To get started on this cryptocurrency trading journey, we’ll first want to understand what different types of cryptocurrency technical indicators are available for traders to use.
What Are Technical Indicators?
Technical indicators are mathematically based calculations used by traders to analyze financial markets — including cryptocurrencies — and make informed trading decisions. Past prices and volume data and are used to identify trends, patterns and potential price movements in the market.
There are several different types of technical indicators to measure trend, momentum, volatility and volume. Each indicator has a unique formula or algorithm that takes into account different market data points, such as price, volume and time, to provide information about market conditions.
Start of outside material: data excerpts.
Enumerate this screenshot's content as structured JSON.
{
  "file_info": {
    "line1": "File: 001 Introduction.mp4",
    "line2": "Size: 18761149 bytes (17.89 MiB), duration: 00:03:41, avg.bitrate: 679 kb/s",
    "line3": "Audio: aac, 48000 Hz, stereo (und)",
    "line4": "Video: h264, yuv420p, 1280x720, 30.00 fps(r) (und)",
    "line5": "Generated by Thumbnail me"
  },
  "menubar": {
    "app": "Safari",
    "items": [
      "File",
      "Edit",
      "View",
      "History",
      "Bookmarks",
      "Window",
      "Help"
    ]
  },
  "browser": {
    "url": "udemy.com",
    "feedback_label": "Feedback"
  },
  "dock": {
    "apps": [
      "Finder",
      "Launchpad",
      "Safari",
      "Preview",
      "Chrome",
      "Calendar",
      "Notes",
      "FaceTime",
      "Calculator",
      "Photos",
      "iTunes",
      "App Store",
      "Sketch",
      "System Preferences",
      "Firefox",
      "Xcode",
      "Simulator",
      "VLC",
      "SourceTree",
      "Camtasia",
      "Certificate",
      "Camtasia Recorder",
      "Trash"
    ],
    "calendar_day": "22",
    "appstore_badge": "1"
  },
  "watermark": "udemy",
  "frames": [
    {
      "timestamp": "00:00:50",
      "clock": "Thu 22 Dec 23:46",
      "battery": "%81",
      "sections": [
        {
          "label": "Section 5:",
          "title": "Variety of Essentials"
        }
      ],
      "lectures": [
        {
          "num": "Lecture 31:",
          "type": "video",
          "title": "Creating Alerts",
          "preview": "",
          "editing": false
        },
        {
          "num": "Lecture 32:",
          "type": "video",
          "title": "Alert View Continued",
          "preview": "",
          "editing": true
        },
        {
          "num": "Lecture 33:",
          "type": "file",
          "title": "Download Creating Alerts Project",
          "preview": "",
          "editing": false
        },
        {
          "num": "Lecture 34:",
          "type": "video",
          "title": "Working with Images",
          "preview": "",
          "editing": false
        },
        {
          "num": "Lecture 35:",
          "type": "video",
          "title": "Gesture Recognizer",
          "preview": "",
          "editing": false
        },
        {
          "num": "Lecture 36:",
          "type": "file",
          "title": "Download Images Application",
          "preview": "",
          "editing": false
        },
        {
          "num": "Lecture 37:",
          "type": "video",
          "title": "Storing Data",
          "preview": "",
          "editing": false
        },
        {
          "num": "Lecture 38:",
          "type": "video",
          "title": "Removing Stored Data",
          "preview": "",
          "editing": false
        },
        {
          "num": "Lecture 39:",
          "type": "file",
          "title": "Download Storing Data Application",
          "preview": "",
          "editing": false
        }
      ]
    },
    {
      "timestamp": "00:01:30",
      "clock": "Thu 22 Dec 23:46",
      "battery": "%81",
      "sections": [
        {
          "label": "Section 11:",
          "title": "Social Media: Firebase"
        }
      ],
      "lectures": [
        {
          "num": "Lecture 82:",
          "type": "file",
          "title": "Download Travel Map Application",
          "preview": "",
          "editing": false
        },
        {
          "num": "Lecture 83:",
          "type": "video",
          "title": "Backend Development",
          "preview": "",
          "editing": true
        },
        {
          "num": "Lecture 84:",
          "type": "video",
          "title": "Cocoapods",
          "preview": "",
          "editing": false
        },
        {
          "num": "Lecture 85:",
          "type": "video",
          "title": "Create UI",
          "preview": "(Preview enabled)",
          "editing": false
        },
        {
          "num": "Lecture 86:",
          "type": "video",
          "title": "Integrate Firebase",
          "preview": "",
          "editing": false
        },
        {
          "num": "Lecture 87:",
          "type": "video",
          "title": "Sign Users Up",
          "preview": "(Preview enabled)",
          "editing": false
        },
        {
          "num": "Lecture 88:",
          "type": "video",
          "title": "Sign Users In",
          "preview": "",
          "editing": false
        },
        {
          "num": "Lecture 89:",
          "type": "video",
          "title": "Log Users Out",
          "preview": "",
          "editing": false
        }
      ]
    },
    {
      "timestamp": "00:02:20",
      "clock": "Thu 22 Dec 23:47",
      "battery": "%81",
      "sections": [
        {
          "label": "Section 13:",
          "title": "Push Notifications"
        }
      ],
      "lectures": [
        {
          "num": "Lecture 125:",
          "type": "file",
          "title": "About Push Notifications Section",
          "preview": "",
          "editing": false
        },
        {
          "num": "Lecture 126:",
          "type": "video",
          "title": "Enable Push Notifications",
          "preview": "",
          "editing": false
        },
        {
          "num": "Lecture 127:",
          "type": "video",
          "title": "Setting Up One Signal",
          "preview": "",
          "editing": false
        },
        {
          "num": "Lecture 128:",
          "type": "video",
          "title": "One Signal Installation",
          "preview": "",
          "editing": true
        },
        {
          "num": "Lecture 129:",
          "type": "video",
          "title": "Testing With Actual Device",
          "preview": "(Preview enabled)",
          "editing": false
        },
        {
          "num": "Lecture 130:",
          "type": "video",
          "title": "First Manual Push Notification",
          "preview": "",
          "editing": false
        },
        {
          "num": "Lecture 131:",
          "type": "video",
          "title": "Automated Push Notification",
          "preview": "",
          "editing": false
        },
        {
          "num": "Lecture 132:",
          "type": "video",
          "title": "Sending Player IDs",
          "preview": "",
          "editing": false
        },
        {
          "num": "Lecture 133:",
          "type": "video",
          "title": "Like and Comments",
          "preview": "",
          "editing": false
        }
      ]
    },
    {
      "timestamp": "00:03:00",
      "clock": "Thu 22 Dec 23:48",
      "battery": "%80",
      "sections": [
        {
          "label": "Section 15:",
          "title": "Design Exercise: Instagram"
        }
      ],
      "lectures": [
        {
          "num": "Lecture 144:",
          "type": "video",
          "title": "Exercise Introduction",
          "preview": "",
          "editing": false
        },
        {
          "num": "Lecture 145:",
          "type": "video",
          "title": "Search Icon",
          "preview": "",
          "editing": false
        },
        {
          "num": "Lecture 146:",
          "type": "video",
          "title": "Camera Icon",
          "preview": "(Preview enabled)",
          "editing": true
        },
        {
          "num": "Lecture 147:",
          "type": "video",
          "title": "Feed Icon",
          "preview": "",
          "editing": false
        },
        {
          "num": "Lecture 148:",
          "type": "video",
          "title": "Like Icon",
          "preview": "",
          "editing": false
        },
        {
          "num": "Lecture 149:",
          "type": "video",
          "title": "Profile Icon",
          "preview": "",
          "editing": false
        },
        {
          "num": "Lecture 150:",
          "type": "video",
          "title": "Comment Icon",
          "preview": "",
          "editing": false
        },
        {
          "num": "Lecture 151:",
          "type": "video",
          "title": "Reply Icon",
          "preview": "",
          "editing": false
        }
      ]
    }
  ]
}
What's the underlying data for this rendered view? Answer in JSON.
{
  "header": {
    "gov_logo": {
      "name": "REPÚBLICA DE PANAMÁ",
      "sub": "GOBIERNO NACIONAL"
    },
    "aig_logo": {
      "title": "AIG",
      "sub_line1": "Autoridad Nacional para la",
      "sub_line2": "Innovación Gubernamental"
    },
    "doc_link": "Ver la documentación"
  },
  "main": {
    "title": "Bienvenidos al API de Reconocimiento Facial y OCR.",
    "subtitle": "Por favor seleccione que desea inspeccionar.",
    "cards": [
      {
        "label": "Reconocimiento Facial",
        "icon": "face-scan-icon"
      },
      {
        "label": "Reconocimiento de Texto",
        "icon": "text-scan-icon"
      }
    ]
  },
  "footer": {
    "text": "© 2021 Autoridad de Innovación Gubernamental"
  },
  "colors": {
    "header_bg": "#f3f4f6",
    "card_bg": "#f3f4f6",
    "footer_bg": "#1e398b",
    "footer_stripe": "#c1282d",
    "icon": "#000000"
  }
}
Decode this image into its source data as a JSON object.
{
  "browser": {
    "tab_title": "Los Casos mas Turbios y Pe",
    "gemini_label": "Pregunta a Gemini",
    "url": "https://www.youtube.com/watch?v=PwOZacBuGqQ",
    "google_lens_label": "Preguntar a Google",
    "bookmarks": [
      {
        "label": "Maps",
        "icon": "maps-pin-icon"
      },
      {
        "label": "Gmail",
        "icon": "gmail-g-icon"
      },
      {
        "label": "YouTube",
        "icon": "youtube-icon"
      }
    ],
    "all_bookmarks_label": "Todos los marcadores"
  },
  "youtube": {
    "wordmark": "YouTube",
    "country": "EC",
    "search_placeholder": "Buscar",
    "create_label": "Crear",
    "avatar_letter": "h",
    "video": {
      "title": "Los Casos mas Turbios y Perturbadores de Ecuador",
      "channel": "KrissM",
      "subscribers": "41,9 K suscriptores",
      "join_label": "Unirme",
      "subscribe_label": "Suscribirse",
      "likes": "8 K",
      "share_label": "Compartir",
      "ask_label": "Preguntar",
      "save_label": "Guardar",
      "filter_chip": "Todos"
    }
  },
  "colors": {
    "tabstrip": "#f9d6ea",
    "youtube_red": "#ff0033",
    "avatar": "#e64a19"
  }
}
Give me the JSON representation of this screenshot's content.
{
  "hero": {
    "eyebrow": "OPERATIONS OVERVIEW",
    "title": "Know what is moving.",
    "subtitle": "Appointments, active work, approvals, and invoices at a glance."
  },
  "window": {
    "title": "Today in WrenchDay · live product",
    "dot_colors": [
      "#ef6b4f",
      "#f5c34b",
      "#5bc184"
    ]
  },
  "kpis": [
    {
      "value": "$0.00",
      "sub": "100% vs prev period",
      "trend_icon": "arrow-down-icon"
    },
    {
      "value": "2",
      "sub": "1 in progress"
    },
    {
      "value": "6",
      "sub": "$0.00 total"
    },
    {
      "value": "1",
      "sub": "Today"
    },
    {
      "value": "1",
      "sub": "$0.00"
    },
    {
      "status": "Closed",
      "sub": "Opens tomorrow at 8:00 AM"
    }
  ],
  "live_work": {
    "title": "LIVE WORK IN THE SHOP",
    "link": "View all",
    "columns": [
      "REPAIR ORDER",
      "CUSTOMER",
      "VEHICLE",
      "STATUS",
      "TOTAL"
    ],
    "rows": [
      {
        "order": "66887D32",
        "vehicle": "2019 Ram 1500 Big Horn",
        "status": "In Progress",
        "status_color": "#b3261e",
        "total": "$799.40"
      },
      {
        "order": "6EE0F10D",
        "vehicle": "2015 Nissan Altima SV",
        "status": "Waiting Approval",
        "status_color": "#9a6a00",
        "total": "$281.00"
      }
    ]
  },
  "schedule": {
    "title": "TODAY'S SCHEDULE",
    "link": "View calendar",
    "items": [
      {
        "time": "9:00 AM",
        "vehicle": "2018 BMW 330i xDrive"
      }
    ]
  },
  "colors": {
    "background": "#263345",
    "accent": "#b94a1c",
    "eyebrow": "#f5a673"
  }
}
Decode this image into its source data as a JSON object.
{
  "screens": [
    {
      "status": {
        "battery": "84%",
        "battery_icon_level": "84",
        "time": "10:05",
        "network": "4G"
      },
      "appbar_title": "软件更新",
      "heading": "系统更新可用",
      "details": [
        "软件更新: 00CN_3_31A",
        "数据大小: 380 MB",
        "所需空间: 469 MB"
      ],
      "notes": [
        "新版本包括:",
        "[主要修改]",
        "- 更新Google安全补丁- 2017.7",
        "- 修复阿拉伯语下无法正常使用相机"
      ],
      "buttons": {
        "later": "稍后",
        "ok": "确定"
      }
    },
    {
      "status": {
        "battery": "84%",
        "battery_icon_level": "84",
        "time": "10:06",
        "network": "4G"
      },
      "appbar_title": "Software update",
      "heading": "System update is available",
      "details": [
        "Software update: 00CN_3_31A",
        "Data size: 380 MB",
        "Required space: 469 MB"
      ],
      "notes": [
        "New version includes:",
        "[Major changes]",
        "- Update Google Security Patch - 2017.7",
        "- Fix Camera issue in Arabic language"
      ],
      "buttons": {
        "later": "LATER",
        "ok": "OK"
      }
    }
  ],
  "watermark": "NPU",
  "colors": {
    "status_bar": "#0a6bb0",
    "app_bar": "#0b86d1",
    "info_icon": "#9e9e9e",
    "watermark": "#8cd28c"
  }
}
Traders use technical indicators to generate buy or sell signals, identify potential entry and exit points and manage risk. Technical analysis is often used in conjunction with fundamental analysis and market sentiment to make informed trading decisions.
Main Categories of Technical Indicators
First off, let’s understand the two main categories of technical indicators: (1) leading indicators, and (2) lagging indicators.
Leading Indicators
Leading indicators provide signals that can predict future price movements. They’re called leading indicators because they’re based on current market conditions, and can provide early signals of potential trend reversals and trend extensions. In other words, the change or constant price direction can be predicted. The concept of leading indicators is that history is cyclical and tends to repeat itself.
Popular leading indicators include the relative strength index (RSI), stochastic oscillator and Ichimoku Cloud.
However, it’s recommended to use leading indicators in combination with other types of technical indicators for a more reliable signal, as even the most popular technical indicators are unable to predict the future with 100% accuracy.
Lagging Indicators
Lagging indicators provide signals that confirm trends which have already occurred. They’re called lagging indicators because they’re based on past market data, and are thus unable to predict future price movements. Similar to leading indicators, lagging indicators are based on the assumption that history repeats itself and price actions move in cycles.
The difference between leading and lagging indicators is that the lag between the start of a price movement and its signal filters market noise that occurs in short-term time frames, providing extra confidence for traders. In addition, lagging indicators are typically not used by traders to take the tops and bottoms of moves, but rather used as a confirmation of a developing trend.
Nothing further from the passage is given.